BITTERSWEET MEMORIES.

It’s been awhile since I’ve written on here and the only excuse I have to offer is that I’ve been busy living life. My job all but drains me during the day and by the time I make it home its nearly 8 o’clock… and after this week my schedule will be shifting to a point where I don’t get home til closer to 10 in the evening. I’m grateful to have my job though because there were so many months last year that I wasn’t able to work.

The beginning of the year is something that one should be excited about but the first couple of days have been very somber for me. Each new year marks another without my mother and I miss her just as much today as I did the day I lost her. There aren’t enough words in any language to express the love and admiration I had and continue to have for this woman. She was my rock and anyone even remotely close to me can assure you that I was a “Mama’s Girl”.  I still can’t believe that it has only been two years without her because it feels like an eternity. January 5th will mark yet another year since the day I found her lifeless body lying on the floor in her apartment… the memory still fresh in my mind. It took at least 15 minutes before I could even let myself cry over the realization because I was in complete shock. She had pneumonia but people get over that every day and she had another doctor appointment right around the corner. Sadly she would never get to keep that appointment and I would never see her smile or feel her embrace again.

I’m not looking forward to working any  of the days this week but especially not on Thursday… its going to be a challenge for me because the memories of her will be at the forefront of my mind even more so than usual. The holidays as a whole have been quite difficult so I’m just hoping that I don’t have a complete breakdown before the week is over. I know she wouldn’t want me or my brother to be sad or upset… but its hard. There are many people that say they have the best mother in the world and I am among them. While my mom and I definitely had rocky points in our relationship… I wouldn’t have traded her for the world. She was the perfect mother for me and the perfect woman to raise me. I know I’m still paving out the road for my life’s path… I’ve only been married 4 months and kids are still a bit off into the future for us. I also have career goals and other things I want to accomplish in my life… however, I truly feel that if my mom could see me right now she’d be proud of how far I’ve come along just in these two short years.

All I can do is continue to take life one day at a time, there will be moments when the pain of losing her is stronger than others. There will also be days when I can’t stop thinking about all the girls nights we had going to the movies and out to dinner… dancing in the car to silly music… making fun of characters on television… and so much more. I may not have had as much time with my mom as I would have liked but I definitely made the most of the time we had together with no regrets. I know that she’s no longer in pain and free from all the illnesses that ailed her but there is a part of me that will always feel sorrow because I wish she was still here.

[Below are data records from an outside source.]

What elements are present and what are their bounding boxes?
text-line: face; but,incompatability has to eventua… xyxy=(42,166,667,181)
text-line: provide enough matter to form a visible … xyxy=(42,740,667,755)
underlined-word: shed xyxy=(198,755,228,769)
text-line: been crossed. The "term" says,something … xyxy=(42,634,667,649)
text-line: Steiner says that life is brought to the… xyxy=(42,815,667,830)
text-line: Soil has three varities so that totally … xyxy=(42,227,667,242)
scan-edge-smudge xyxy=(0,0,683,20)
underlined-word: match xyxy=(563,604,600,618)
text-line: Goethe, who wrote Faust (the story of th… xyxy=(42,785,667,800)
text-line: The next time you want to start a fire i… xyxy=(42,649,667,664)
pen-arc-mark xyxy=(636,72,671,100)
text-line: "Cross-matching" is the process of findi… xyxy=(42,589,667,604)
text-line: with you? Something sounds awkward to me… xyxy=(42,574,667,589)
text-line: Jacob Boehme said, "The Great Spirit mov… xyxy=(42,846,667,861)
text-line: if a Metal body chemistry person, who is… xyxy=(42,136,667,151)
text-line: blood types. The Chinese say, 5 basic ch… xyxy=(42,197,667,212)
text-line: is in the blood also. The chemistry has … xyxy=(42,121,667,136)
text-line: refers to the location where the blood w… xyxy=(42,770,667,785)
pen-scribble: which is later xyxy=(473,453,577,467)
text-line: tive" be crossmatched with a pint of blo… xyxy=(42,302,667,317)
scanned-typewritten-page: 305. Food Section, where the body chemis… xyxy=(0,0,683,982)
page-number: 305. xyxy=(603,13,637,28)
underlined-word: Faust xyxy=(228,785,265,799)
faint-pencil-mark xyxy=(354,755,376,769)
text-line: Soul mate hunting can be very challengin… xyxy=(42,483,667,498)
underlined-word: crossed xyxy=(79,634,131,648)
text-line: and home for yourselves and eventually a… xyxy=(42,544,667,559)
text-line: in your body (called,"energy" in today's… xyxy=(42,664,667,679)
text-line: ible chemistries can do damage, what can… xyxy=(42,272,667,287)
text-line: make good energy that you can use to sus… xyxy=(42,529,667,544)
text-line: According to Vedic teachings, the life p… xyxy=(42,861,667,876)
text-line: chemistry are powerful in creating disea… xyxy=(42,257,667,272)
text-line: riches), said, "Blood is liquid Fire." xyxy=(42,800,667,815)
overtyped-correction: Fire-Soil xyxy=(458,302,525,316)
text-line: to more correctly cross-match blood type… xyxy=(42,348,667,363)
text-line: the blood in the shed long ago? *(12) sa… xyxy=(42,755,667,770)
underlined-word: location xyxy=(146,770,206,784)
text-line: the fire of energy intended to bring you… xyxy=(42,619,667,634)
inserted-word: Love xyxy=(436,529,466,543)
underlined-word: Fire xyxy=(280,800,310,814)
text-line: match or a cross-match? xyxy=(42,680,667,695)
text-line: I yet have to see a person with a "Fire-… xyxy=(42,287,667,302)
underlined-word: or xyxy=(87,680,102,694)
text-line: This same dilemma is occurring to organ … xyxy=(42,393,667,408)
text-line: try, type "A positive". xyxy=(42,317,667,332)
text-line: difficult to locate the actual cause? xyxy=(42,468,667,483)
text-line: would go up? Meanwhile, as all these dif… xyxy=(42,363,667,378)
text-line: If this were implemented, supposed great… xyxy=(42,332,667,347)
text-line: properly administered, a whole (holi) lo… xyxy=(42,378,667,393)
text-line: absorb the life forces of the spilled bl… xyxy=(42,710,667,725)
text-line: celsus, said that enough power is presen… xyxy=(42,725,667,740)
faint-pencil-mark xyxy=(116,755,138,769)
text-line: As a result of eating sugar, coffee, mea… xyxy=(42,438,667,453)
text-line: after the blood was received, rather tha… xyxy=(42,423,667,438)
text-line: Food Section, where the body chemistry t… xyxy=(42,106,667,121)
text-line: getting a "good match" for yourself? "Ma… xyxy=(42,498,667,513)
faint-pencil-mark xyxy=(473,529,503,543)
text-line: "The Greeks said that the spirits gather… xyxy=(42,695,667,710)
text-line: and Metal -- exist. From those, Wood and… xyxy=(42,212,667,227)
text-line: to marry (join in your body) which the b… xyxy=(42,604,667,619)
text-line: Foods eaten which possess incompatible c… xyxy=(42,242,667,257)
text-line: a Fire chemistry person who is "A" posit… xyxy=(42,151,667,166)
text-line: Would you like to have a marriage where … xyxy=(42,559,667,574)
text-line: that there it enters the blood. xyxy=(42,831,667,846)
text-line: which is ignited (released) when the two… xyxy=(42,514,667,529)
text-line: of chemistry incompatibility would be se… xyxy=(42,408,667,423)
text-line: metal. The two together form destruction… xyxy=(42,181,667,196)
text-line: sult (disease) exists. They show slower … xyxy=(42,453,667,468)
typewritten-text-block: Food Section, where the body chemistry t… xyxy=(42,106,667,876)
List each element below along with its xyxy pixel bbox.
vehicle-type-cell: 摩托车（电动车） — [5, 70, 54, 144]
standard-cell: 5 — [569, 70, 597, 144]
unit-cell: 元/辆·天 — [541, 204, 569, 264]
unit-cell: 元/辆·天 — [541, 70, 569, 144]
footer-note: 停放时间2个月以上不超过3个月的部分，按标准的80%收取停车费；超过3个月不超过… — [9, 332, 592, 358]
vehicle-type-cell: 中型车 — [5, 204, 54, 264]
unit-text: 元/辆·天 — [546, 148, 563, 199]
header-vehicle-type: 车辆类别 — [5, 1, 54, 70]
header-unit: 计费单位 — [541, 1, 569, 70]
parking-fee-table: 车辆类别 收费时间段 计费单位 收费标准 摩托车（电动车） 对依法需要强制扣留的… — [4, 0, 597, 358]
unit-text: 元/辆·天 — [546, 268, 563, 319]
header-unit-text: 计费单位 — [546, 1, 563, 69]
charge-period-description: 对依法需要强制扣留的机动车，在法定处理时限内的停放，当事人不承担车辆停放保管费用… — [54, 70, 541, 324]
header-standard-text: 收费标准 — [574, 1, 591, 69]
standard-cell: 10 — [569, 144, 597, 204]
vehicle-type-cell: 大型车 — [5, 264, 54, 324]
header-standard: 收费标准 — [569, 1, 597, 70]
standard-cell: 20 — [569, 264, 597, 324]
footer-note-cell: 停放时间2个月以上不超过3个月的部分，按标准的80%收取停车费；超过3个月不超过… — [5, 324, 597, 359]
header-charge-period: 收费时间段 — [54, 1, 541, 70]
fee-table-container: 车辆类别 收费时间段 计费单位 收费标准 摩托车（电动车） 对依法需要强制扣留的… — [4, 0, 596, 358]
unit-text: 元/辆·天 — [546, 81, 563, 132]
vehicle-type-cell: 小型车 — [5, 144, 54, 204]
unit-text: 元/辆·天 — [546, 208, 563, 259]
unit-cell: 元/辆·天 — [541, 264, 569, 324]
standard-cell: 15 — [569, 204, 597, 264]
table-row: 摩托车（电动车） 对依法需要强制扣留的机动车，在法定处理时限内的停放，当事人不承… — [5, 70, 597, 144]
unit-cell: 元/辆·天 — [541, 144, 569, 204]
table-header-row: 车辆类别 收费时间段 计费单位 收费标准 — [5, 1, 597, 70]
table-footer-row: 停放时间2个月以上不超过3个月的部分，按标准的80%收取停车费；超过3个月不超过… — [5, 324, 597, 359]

Please keep myself and anyone else you may know who has lost a loved one in your thoughts during this week and throughout the year. We appreciate it more than you could ever imagine.

Mom Dancing in Car.

4 thoughts on “BITTERSWEET MEMORIES.

  1. Kevin F says:

    That’s a beautiful read. I already told you before but I wish I could have met her before she passed. That will be one of, if not my only regret in this life, to meet and get to know my wife’s mom. The person that helped make you who you are. And for me to thank her for bringing you into this world.

    • Rachel Elizabeth says:

      There’s not a doubt in my mind that she would have adored you but I seriously wish you could have met her as well.

  2. LaTanya Sigee Hurts says:

    Hey Rachel, I know your blog is a personal place to vent yet I find myself extremely apprecitive of your writing. I’ve never really been at a loss for words until losing my brother. I know it isnt the same type of loss but as I read your thoughts through tear-filled eyes I looked at certain things you wrote & thought, “Yeah what she said…” Recently I have more feelings than I know what to do with…perhaps writing will give me the release I can’t seem to find anywhere else. I pray for peace and I trust God to grant it, yet almost daily I struggle not to let the ache of missing my brother consume me. To some it might seem like nothing but thanks so much for sharing.
    LaTanya

    • Rachel Elizabeth says:

      Hey LaTanya, it may not be the same type of loss but it is still a huge loss and I imagine very painful. It’s hard to lose anyone but even more so when it’s completely unexpected. I’ve found that writing can be very therapeutic and I encourage you to give it a try. In my experience so far the ache never goes away but over time it gets a little less overwhelming… and venting this way definitely helps me feel a bit more at peace.